Grand défenseur de la foi, docteur de l'Eglise, il a été surnommé "la harpe de l'Esprit-Saint".
Éphrem est né vers l’an 306 à Nisibe dans l’actuelle Turquie, une région dont la langue est le syriaque.
Dans sa jeunesse, il se pose des questions sur Dieu, en particulier sur la Providence, sur la toute-puissance et la manière dont Dieu agit parmi les hommes. Un passage en prison lui donne la lumière.
Le jeune Éphrem mène une vie de vagabond dans la campagne et la nuit le surprend. Il demande à un berger s’il peut dormir dans son champ. Pendant la nuit, un loup vient voler une brebis.

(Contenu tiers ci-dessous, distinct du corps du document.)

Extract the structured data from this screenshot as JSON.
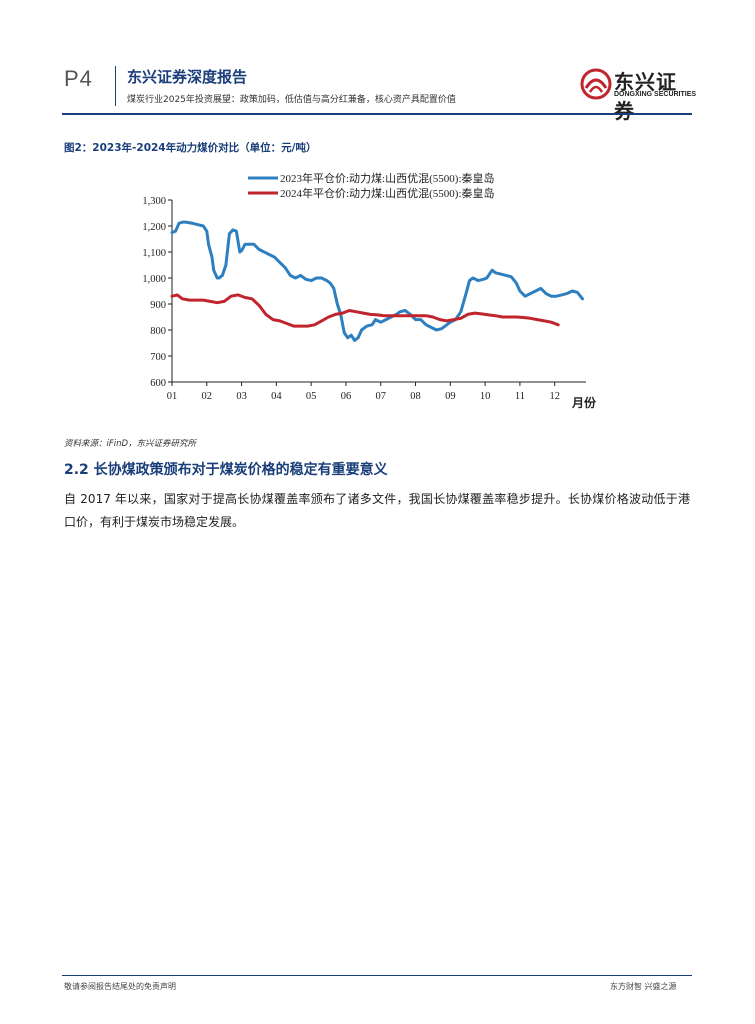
{
  "header": {
    "page_num": "P4",
    "title": "东兴证券深度报告",
    "subtitle": "煤炭行业2025年投资展望：政策加码，低估值与高分红兼备，核心资产具配置价值",
    "logo_cn": "东兴证券",
    "logo_en": "DONGXING SECURITIES",
    "accent_color": "#1a3e7a"
  },
  "figure": {
    "title": "图2：2023年-2024年动力煤价对比（单位：元/吨）",
    "source": "资料来源：iFinD，东兴证券研究所"
  },
  "chart_data": {
    "type": "line",
    "title": "",
    "xlabel": "月份",
    "ylabel": "",
    "ylim": [
      600,
      1300
    ],
    "xlim": [
      1,
      12.9
    ],
    "grid": false,
    "legend_position": "top-left",
    "xticks": [
      1,
      2,
      3,
      4,
      5,
      6,
      7,
      8,
      9,
      10,
      11,
      12
    ],
    "xtick_labels": [
      "01",
      "02",
      "03",
      "04",
      "05",
      "06",
      "07",
      "08",
      "09",
      "10",
      "11",
      "12"
    ],
    "yticks": [
      600,
      700,
      800,
      900,
      1000,
      1100,
      1200,
      1300
    ],
    "ytick_labels": [
      "600",
      "700",
      "800",
      "900",
      "1,000",
      "1,100",
      "1,200",
      "1,300"
    ],
    "series": [
      {
        "name": "2023年平仓价:动力煤:山西优混(5500):秦皇岛",
        "color": "#2e7fc0",
        "x": [
          1.0,
          1.1,
          1.2,
          1.3,
          1.4,
          1.6,
          1.9,
          2.0,
          2.05,
          2.15,
          2.2,
          2.3,
          2.35,
          2.45,
          2.55,
          2.65,
          2.75,
          2.85,
          2.95,
          3.0,
          3.1,
          3.2,
          3.35,
          3.5,
          3.65,
          3.8,
          3.95,
          4.1,
          4.25,
          4.4,
          4.55,
          4.7,
          4.85,
          5.0,
          5.15,
          5.3,
          5.45,
          5.55,
          5.65,
          5.75,
          5.85,
          5.95,
          6.05,
          6.15,
          6.25,
          6.35,
          6.45,
          6.6,
          6.75,
          6.85,
          7.0,
          7.15,
          7.3,
          7.45,
          7.55,
          7.7,
          7.85,
          8.0,
          8.15,
          8.3,
          8.45,
          8.6,
          8.75,
          8.85,
          9.0,
          9.15,
          9.3,
          9.45,
          9.55,
          9.65,
          9.8,
          9.95,
          10.05,
          10.2,
          10.3,
          10.45,
          10.6,
          10.75,
          10.9,
          11.0,
          11.15,
          11.3,
          11.45,
          11.6,
          11.75,
          11.9,
          12.05,
          12.2,
          12.35,
          12.5,
          12.65,
          12.8
        ],
        "values": [
          1175,
          1180,
          1210,
          1215,
          1215,
          1210,
          1200,
          1180,
          1130,
          1080,
          1030,
          1000,
          1000,
          1010,
          1050,
          1170,
          1185,
          1180,
          1100,
          1105,
          1130,
          1130,
          1130,
          1110,
          1100,
          1090,
          1080,
          1060,
          1040,
          1010,
          1000,
          1010,
          995,
          990,
          1000,
          1000,
          990,
          980,
          960,
          900,
          860,
          790,
          770,
          780,
          760,
          770,
          800,
          815,
          820,
          840,
          830,
          840,
          850,
          860,
          870,
          875,
          860,
          840,
          840,
          820,
          810,
          800,
          805,
          815,
          830,
          840,
          870,
          940,
          990,
          1000,
          990,
          995,
          1000,
          1030,
          1020,
          1015,
          1010,
          1005,
          980,
          950,
          930,
          940,
          950,
          960,
          940,
          930,
          930,
          935,
          940,
          950,
          945,
          920
        ]
      },
      {
        "name": "2024年平仓价:动力煤:山西优混(5500):秦皇岛",
        "color": "#c0242c",
        "x": [
          1.0,
          1.15,
          1.3,
          1.5,
          1.7,
          1.9,
          2.1,
          2.3,
          2.5,
          2.7,
          2.9,
          3.1,
          3.3,
          3.5,
          3.7,
          3.9,
          4.1,
          4.3,
          4.5,
          4.7,
          4.9,
          5.1,
          5.3,
          5.5,
          5.7,
          5.9,
          6.1,
          6.3,
          6.5,
          6.7,
          6.9,
          7.1,
          7.3,
          7.5,
          7.7,
          7.9,
          8.1,
          8.3,
          8.5,
          8.7,
          8.9,
          9.1,
          9.3,
          9.5,
          9.7,
          9.9,
          10.1,
          10.3,
          10.5,
          10.7,
          10.9,
          11.1,
          11.3,
          11.5,
          11.7,
          11.9,
          12.1
        ],
        "values": [
          930,
          935,
          920,
          915,
          915,
          915,
          910,
          905,
          910,
          930,
          935,
          925,
          920,
          895,
          860,
          840,
          835,
          825,
          815,
          815,
          815,
          820,
          835,
          850,
          860,
          865,
          875,
          870,
          865,
          860,
          858,
          855,
          855,
          855,
          855,
          855,
          855,
          855,
          850,
          840,
          835,
          840,
          845,
          860,
          865,
          862,
          858,
          855,
          850,
          850,
          850,
          848,
          845,
          840,
          835,
          830,
          820
        ]
      }
    ]
  },
  "section": {
    "heading": "2.2 长协煤政策颁布对于煤炭价格的稳定有重要意义",
    "body": "自 2017 年以来，国家对于提高长协煤覆盖率颁布了诸多文件，我国长协煤覆盖率稳步提升。长协煤价格波动低于港口价，有利于煤炭市场稳定发展。"
  },
  "footer": {
    "left": "敬请参阅报告结尾处的免责声明",
    "right": "东方财智 兴盛之源"
  }
}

Au matin, les propriétaires constatent l’absence de l’animal et accusent le berger et Éphrem de l’avoir volée. Ils le font comparaître devant le juge. Pendant qu’Éphrem tente d’expliquer le véritable cours des événements pour démontrer son innocence, on amène un homme accusé d’adultère. Le juge arrête son interrogatoire et fait mettre le berger, Éphrem et l’homme en prison. Dans le cachot, nos trois compères trouvent un prisonnier chrétien accusé de meurtre. La situation est grave pour les quatre hommes. En parlant les uns avec les autres, ces hommes découvrent que tous sont accusés injustement : Éphrem et le berger n’ont pas volé de brebis, l’homme accusé d’adultère n’a rien fait, et le chrétien n’a tué personne.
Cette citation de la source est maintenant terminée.